Wichita Falls Guide  » More About Wichita Falls: Interesting Facts

Interesting Facts

 
  1. The arrival of the railroad to Wichita Falls in 1882 ushered in a new era for the frontier town, making it a center of commerce for farmers and ranchers who'd set up shop between the Wichita and Red Rivers. Crops and livestock would arrive daily from surrounding settlements, be stored (for a small fee, of course) in the town's newly constructed grain towers and stockyards, and then get loaded onto trains heading East. Just thirty years after the first trains pulled into Wichita Falls, the city had become North Texas and South Oklahoma's leading commercial center, a billing it still holds today.
  2. Thanks to the town's close proximity to the Texas-Oklahoma state line, Wichita Falls counts itself part of a region known as Texhoma. In general, Texhomans are extremely friendly and deeply proud of their communities' histories. As such, neighborly rivalries between "border towns" are frequent. Perhaps the most famous is the Oil Bowl, a high-school football game played each June that pits all-stars from the Lone Star State against those from the Sooner State.
  3. As the Wichita River winds its way through North Texas toward the Red River, the elevation of the countryside steadily drops. In one particular section, the Wichita drops more than fifty feet between two rocky banks, prompting folks who first settled there to name the community Wichita Falls. In the late 19th century, a terrible flood devastated the area and washed away the falls. They remained as such until 1986, when the city constructed a new series of cascades to replace the ones that had disappeared.

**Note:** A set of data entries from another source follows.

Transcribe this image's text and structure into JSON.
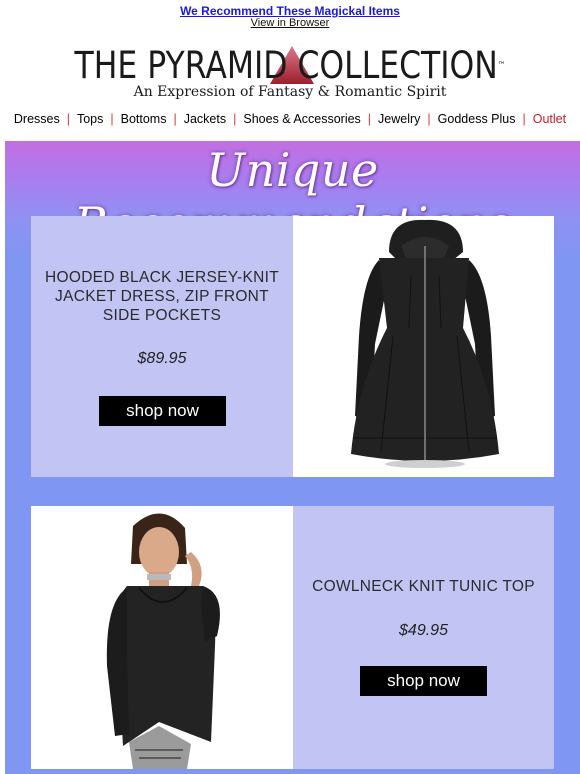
{
  "header": {
    "recommend_link": "We Recommend These Magickal Items",
    "view_in_browser": "View in Browser",
    "logo_title": "THE PYRAMID COLLECTION",
    "logo_tm": "™",
    "logo_tagline": "An Expression of Fantasy & Romantic Spirit"
  },
  "nav": {
    "items": [
      "Dresses",
      "Tops",
      "Bottoms",
      "Jackets",
      "Shoes & Accessories",
      "Jewelry",
      "Goddess Plus",
      "Outlet"
    ],
    "separator": "|",
    "outlet_color": "#c8202a"
  },
  "banner": {
    "title": "Unique Recommendations"
  },
  "products": [
    {
      "name": "HOODED BLACK JERSEY-KNIT JACKET DRESS, ZIP FRONT SIDE POCKETS",
      "price": "$89.95",
      "button": "shop now",
      "image_icon": "hooded-jacket-dress-image"
    },
    {
      "name": "COWLNECK KNIT TUNIC TOP",
      "price": "$49.95",
      "button": "shop now",
      "image_icon": "cowlneck-tunic-model-image"
    }
  ],
  "colors": {
    "card_bg": "#c2c4f4",
    "banner_bg": "#7f96f2",
    "link_blue": "#1a1ad6",
    "button_bg": "#000000"
  }
}
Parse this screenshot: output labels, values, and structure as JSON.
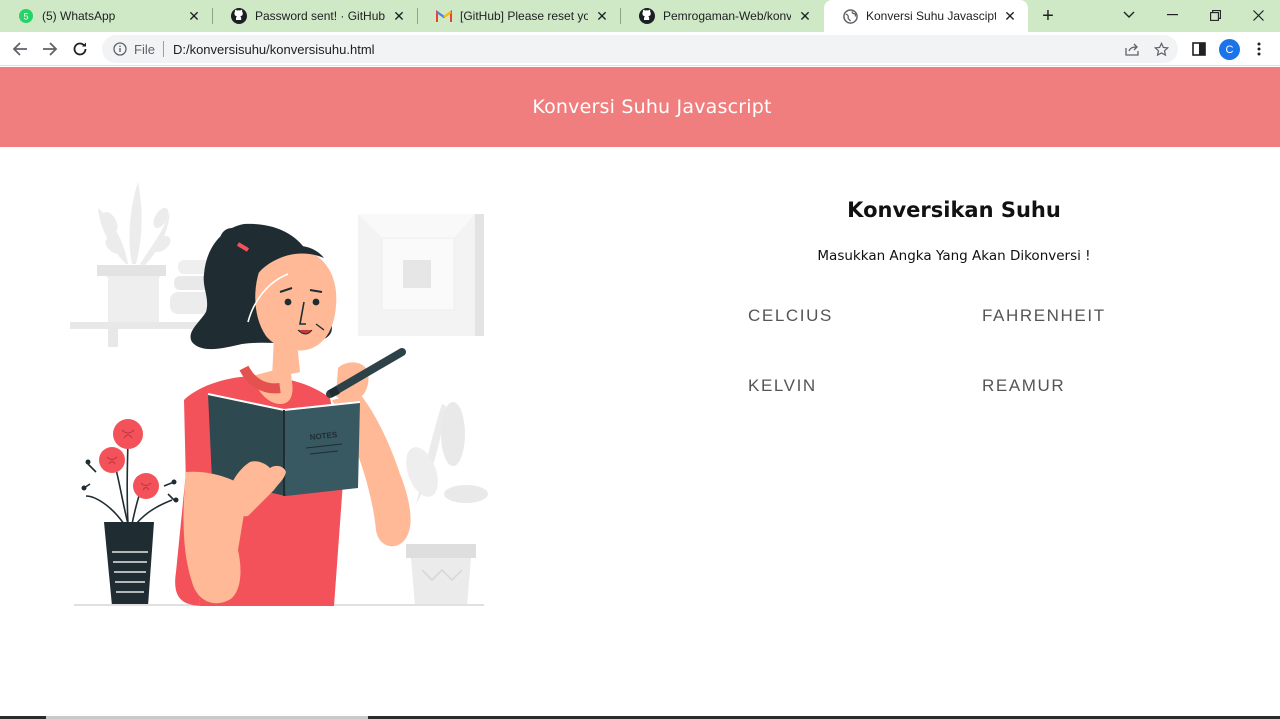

  4. What's the evolution of a name? One of the region's leading institutes of higher learning, Midwestern State University began as Wichita Falls Junior College in 1922. By 1946, the college had not only moved to its present campus but been renamed Hardin College and achieved four-year status. Two more name changes followed: In 1950, it became Midwestern University, and in 1975, Midwestern State University (reflecting the school's new status as a state-supported institution). Today, MWSU boasts an enrollment close to 6500 and offers degrees in a variety of fields, including business, health sciences, and education.
  5. Some of the first European-descended folks to settle Texhoma were rough-n-ready cattlemen of the late 1860s, who were attracted by the promise of wide-open plains where livestock could graze freely. Over time, early cattlemen became wealthy ranchers who owned thousands upon thousands of acres, some of which were parceled out and sold off to the small farmers who became Wichita Fall's earliest residents.
  6. The word "Wichita" comes from the Choctaw word for "big arbor" (wia chitoh), a reference to the thatched-grass arbors that marked their villages. Incidentally, the Wichita, who moved into the area in the 1700s, called themselves the "first people" because they were the first to actually settle around the Wichita River.
  7. North Texas oil, discovered in the early 20th century, added new potential to an area already thriving as an agricultural center. Gushers discovered on the Waggoner ranch and in other nearby locales had folks in Wichita County chomping at the bit, so to speak, for their own discoveries. By 1918, thousands of new fortune-seekers had moved into the area, hoping to "hit it big." While the oil industry didn't produce as many millionaires as people had hoped, it did benefit cities like Wichita Falls by bringing in bankers, investment brokers, and other "big-time" business people.
  8. King Cotton, Texas-style. For a time early in the 20th century, Wichita Falls was the heart and soul of the Texhoma cotton industry, thanks to an easily accessible rail yard and many cotton gins and brokerage firms. As the years passed, other agricultural products began milling through the city's shipping bays, including corn and wheat.
  9. Wichita Falls claims to have the world's "Littlest Skyscraper." The small, four-story, one-room wide "skyscraper" was built during the booming oil years. It's located at LaSalle Alley and Seventh Street.
  10. Opened as an Army Air Corps base in 1941, Sheppard Air Force Base has long been considered one of the country's foremost flight training schools. Constructed on the site of the former Kell Field airstrip, the base includes some 300 acres bought from a Wichita Falls cattleman in 1940. After a series of de- and re-commissions during the '50s, '60s, and '70s, Sheppard emerged as the Air Force's largest and most diversified training facility. Many top pilots, communications officers, and civil engineers received training there.